One option, which also has the benefit of being vegetarian, could be to use similar spices to create the same flavour you would gain from the ansjovis. Try simmering the cream used in your Jansson’s for a couple of minutes with a pinch of ground allspice, a pinch of ground cloves, a pinch of ground ginger, a pinch of white pepper and a few bay leaves instead.

Check out this Jansson’s temptation recipe from our archives.

Goat’s cheese filled lamb fillets with beans and tenderstem broccoli. Photo: Leif R Jansson/TT


Roast lamb is also becoming more and more popular at Easter, usually as a roast joint of lamb or a rack of lamb.

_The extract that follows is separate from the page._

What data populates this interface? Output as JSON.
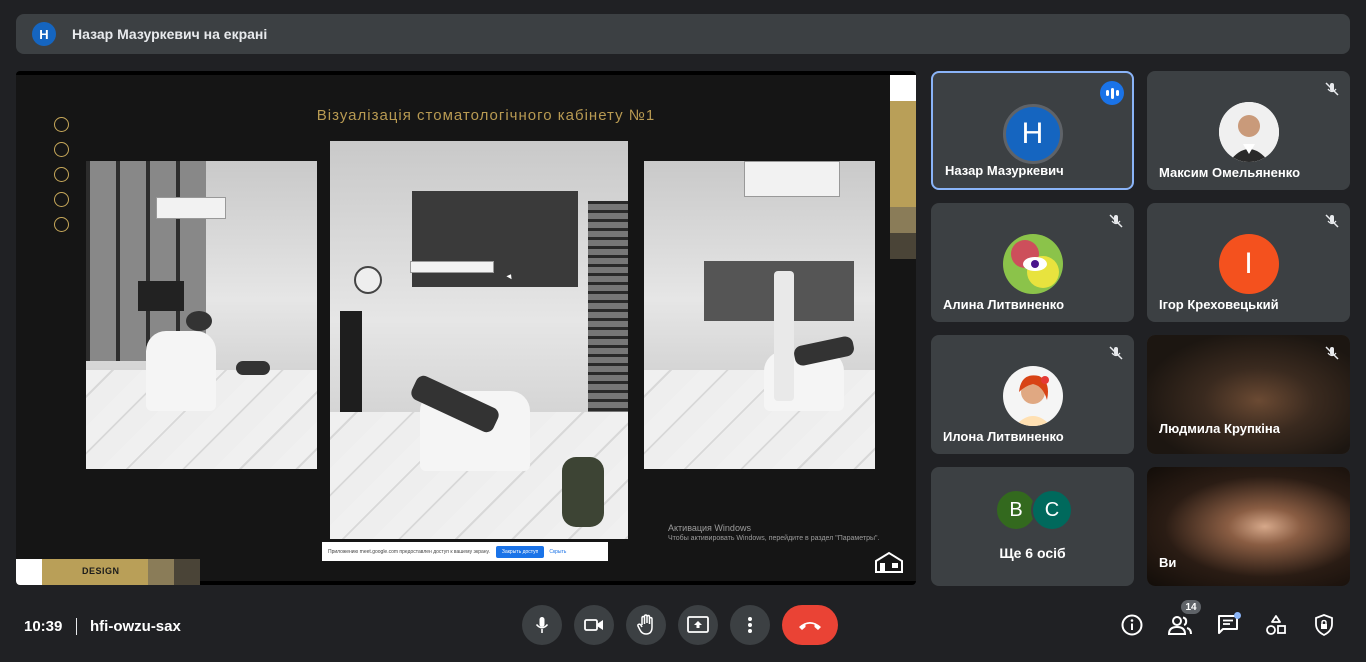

This can be difficult to make a convincing vegetarian version of, but vegetarian meatballs or sausages could be a good substitute at your Easter buffet.

Easter egg

If there’s one thing you definitely shouldn’t forget at Easter, it’s the Easter eggs. Swedish Easter eggs are less chocolatey than in other countries. The eggs themselves are not edible – they are made of cardboard with Easter-themed designs – and are filled with sweets. 

These are easy to make vegetarian or vegan, just double-check that any sweets you include don’t contain animal-derived gelatin, and leave out the milk chocolate for any vegans.